Thompson's rule for first-time telescope makers: "It is faster to make a four-inch mirror, then a six-inch mirror, than to make a six-inch mirror."
- Programming Pearls, Communications of the ACM , Sept. 1985
Scripting is almost always a more pleasant and productive alternative to using a systems programming language. Scripting languages aren't designed to do everything,[ 1 ] however, and there comes a time when you need to dig down to C/C++ for speed, fine-grained data structures, type safety, and access to existing libraries. The ability of languages such as Perl, Visual Basic, Python, and Tcl to integrate well with C accords them the status of a serious development language, in contrast to awk and early versions of BASIC, which were seldom used for production applications.
In this chapter, we will examine what it takes to cement Perl and C code together and then study two tool sets that do a remarkable job of performing this binding for us. The first is a pair of tools called h2xs and xsubpp , packaged with the Perl distribution. For brevity, we will refer to this pair as XS,[ 2 ] because it involves an intermediate language of the same name. The other tool is SWIG (Simplified Wrapper and Interface Generator), written by Dave Beazley at the University of Utah.
We'll cover an often-used subset of these tools' capabilities and learn that a lot can be achieved without having to know anything at all about the internal Perl API. But a number of powerful features will have to wait until the section "Meaty Extensions" in Chapter 20, Perl Internals .
This chapter requires you to have the following modules handy: C::Scan, Data::Flow, both required by h2xs and available from CPAN, and the gd library for creating GIF files, downloadable from www.boutell.com .
Figure 18.1 shows a file called testmatrix.pl making a call to an underlying Matrix library written in C. To bind the two sets of code together, we need to have some glue code, indicated by the dark gray boxes.
XS and SWIG both create this glue code in two files - a Perl module and a C wrapper file - and address the following issues:
C header files (such as Matrix.h ) contain data structure declarations, preprocessor macros, publicly accessible variables, and function prototypes - essentially, the interface for a C library. You are typically not interested in making everything available to a Perl script; there's nothing worse than attempting C programming in Perl. In most cases, it suffices to export a subset of public functions, and some constants (which are available as initialized variables, #define 's, or enum s). We refer to them collectively as the public interface and extract them into a public header file.
Figure 18.2 shows how the Matrix library's header file is used as input for the two sets of tools.

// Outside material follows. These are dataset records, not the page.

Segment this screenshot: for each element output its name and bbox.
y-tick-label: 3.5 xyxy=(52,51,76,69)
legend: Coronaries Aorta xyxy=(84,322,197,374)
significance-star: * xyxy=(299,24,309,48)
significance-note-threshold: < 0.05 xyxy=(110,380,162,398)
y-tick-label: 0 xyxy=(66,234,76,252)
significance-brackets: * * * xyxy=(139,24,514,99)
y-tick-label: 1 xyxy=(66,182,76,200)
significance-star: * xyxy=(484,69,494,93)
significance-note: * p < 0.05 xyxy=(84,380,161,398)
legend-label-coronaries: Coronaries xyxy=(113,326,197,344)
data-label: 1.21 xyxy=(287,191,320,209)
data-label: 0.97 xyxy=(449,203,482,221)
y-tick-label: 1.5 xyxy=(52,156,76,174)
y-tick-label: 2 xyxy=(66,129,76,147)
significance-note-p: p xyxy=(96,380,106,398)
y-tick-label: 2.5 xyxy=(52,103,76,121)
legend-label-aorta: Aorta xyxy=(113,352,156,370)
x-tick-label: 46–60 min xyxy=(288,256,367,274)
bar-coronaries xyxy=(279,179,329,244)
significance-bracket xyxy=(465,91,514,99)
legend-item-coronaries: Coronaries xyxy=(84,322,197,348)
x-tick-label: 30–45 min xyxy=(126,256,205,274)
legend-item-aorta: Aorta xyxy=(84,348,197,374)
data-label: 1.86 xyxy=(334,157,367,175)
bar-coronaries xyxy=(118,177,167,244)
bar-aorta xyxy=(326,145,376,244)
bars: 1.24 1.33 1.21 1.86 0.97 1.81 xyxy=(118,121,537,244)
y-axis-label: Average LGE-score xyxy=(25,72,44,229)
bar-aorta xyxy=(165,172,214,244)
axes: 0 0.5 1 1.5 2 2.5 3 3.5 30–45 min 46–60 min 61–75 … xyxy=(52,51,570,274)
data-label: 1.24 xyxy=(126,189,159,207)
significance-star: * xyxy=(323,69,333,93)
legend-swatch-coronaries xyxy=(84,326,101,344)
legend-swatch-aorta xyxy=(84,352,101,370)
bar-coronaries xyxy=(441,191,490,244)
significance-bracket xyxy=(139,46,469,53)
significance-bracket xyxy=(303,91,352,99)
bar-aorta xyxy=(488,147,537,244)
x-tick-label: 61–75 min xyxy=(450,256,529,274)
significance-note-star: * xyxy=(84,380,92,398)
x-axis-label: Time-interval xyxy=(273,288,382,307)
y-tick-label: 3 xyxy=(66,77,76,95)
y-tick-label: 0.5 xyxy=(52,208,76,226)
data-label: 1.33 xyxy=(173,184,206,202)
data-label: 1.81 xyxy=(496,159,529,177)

The public header file may contain complex C declarations. SWIG expects you, the extension developer, to boil the interface down to a still simpler form and express it in its interface definition language. Fortunately, this language is close enough to ANSI C and simple C++ that a large number of header files don't need any translation at all. From the interface description, SWIG generates the glue code; in the Matrix case, it will be Matrix.pm and Matrix_wrap.c . If your system supports dynamic linking (shared libraries on Unix, and DLLs on Windows), and if the Perl executable has been built to use it, all that is left to be done is to convert the glue code and your C library into a dynamic library. If dynamic linking is not an option, then a new Perl executable is generated by statically linking the Perl archive library ( libperl.a on Unix or perl.lib on Microsoft Windows) with the pieces of code mentioned above.
h2xs and xsubpp take a slightly different approach. h2xs understands C header files (but not C++) and converts all constants and function prototypes to a meta language called XS. But a function declaration may still be too complex for scripting purposes, so this approach expects you to twiddle with the .xs file produced by h2xs and take the necessary steps to simplify the interface. Of course, the hand conversion is unnecessary if the interface is already simple enough. The XS language is a mixture of C and funny keywords and provides directives for you to override the glue code produced by xsubpp .

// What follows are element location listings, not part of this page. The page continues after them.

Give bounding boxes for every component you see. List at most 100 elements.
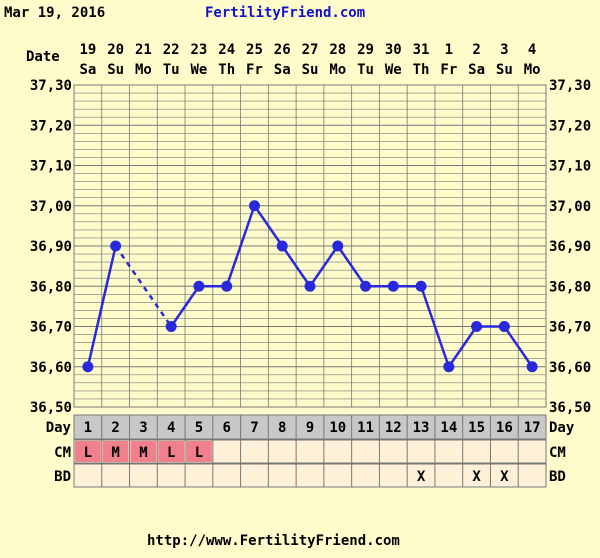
y-tick-label-right: 37,10: [549, 159, 591, 175]
bd-row-label-right: BD: [549, 469, 566, 485]
weekday-label: Su: [302, 62, 319, 78]
date-number: 3: [500, 42, 508, 58]
cycle-day-number: 5: [195, 420, 203, 436]
y-tick-label-left: 37,30: [30, 78, 72, 94]
bd-mark: X: [500, 469, 509, 485]
y-tick-label-right: 37,20: [549, 118, 591, 134]
footer-url[interactable]: http://www.FertilityFriend.com: [147, 533, 400, 549]
weekday-label: Su: [496, 62, 513, 78]
date-number: 24: [218, 42, 235, 58]
y-tick-label-right: 36,60: [549, 360, 591, 376]
date-number: 23: [191, 42, 208, 58]
temp-segment: [447, 325, 478, 368]
y-tick-label-right: 36,50: [549, 400, 591, 416]
cycle-day-number: 13: [413, 420, 430, 436]
cm-row-label-right: CM: [549, 445, 566, 461]
y-tick-label-left: 36,60: [30, 360, 72, 376]
temp-point: [304, 280, 316, 292]
day-row-label-right: Day: [549, 420, 575, 436]
date-number: 28: [329, 42, 346, 58]
cm-mark-cell: [130, 441, 157, 462]
site-name[interactable]: FertilityFriend.com: [205, 5, 366, 21]
weekday-label: Mo: [329, 62, 346, 78]
temp-segment: [86, 245, 117, 368]
y-tick-label-left: 37,20: [30, 118, 72, 134]
temp-point: [165, 321, 177, 332]
cm-mark-cell: [102, 441, 129, 462]
cycle-day-number: 15: [468, 420, 485, 436]
cycle-day-number: 14: [440, 420, 457, 436]
weekday-label: We: [191, 62, 208, 78]
cycle-day-number: 8: [278, 420, 286, 436]
bd-row-label: BD: [54, 469, 71, 485]
temp-point: [193, 280, 205, 292]
date-number: 29: [357, 42, 374, 58]
weekday-label: Sa: [468, 62, 485, 78]
temp-segment: [170, 285, 200, 328]
cycle-day-number: 9: [306, 420, 314, 436]
y-tick-label-right: 36,70: [549, 320, 591, 336]
temperature-series: [82, 200, 538, 373]
bd-mark: X: [417, 469, 426, 485]
temp-point: [110, 240, 122, 252]
y-tick-label-right: 36,90: [549, 239, 591, 255]
cm-row-label: CM: [54, 445, 71, 461]
chart-grid: 37,30 37,30 37,20 37,20 37,10 37,10 37,00 37,00…: [30, 42, 591, 416]
temp-point: [415, 280, 427, 292]
date-number: 19: [79, 42, 96, 58]
cm-mark-label: M: [111, 445, 119, 461]
temp-segment: [308, 245, 339, 287]
cm-mark-cell: [158, 441, 185, 462]
temp-point: [526, 361, 538, 373]
cm-mark-label: L: [195, 445, 203, 461]
cm-mark-cell: [75, 441, 101, 462]
cycle-day-number: 10: [329, 420, 346, 436]
date-number: 21: [135, 42, 152, 58]
temp-segment: [419, 285, 451, 368]
date-number: 31: [413, 42, 430, 58]
cycle-day-number: 3: [139, 420, 147, 436]
temp-point: [248, 200, 260, 212]
cm-mark-cell: [186, 441, 212, 462]
y-tick-label-left: 36,70: [30, 320, 72, 336]
cm-mark-label: M: [139, 445, 147, 461]
y-tick-label-left: 37,10: [30, 159, 72, 175]
cm-mark-label: L: [167, 445, 175, 461]
y-tick-label-left: 36,50: [30, 400, 72, 416]
y-tick-label-left: 36,90: [30, 239, 72, 255]
temp-point: [498, 321, 510, 332]
date-number: 22: [163, 42, 180, 58]
temp-point: [443, 361, 455, 373]
temp-point: [276, 240, 288, 252]
weekday-label: Fr: [246, 62, 263, 78]
date-number: 4: [528, 42, 536, 58]
cycle-day-number: 1: [84, 420, 92, 436]
weekday-label: Th: [218, 62, 235, 78]
date-number: 1: [445, 42, 453, 58]
weekday-label: Mo: [135, 62, 152, 78]
y-tick-label-left: 36,80: [30, 279, 72, 295]
cycle-day-number: 4: [167, 420, 175, 436]
cycle-day-number: 6: [222, 420, 230, 436]
weekday-label: Sa: [79, 62, 96, 78]
weekday-label: Sa: [274, 62, 291, 78]
date-number: 27: [302, 42, 319, 58]
temp-point: [332, 240, 344, 252]
temp-segment: [503, 325, 534, 368]
cm-mark-label: L: [84, 445, 92, 461]
date-number: 20: [107, 42, 124, 58]
temp-segment: [253, 205, 284, 247]
day-row: [73, 414, 547, 440]
temp-segment: [336, 245, 367, 287]
chart-rows: Day Day CM CM BD BD 1 L 2 M 3 M 4 L 5 L 6 7 8 9 10 11 12 13 X 14 1…: [46, 414, 575, 488]
temp-point: [471, 321, 483, 332]
weekday-label: Fr: [440, 62, 457, 78]
weekday-label: Tu: [357, 62, 374, 78]
cycle-day-number: 12: [385, 420, 402, 436]
date-number: 2: [472, 42, 480, 58]
date-row-label: Date: [26, 49, 60, 65]
weekday-label: Su: [107, 62, 124, 78]
y-tick-label-left: 37,00: [30, 199, 72, 215]
cycle-day-number: 16: [496, 420, 513, 436]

Incidentally, the code generated by both tools is quite similar, and it is perfectly acceptable to have some extensions built using the XS approach and some using SWIG. Which brings us to the question: which one should you use?
Differences in SWIG's and XS's features spring from differences in their design goals. SWIG is designed to help create a scripting language wrapper over a C library and supports Python, Tcl, and Guile in addition to Perl. In contrast, XS is designed only for Perl and allows for a number of Perlisms that SWIG cannot easily generalize to the other languages.
I prefer SWIG to the XS approach because it feels a lot cleaner, is far less internals-oriented than XS is, and supports multiple languages. In addition, it has excellent support for data structures (not just functions), whereas XS supports only functions. I build C++ and Java applications for a living, so my focus is typically more on the application than on the scripting frontend - I leave the choice of scripting language to the user. Your mileage may vary.
You'll find that all modules in the Perl distribution and on CPAN are currently written by using XS. The chief reason is that XS comes bundled with Perl. Besides, it has supported powerful features such as typemaps since its inception, whereas SWIG has been beefed up only recently. If you have to understand or modify any of the CPAN modules, you have to know XS.
Both tools provide significant degrees of freedom to compensate for most deficiencies, so my advice is to pick one and go with it.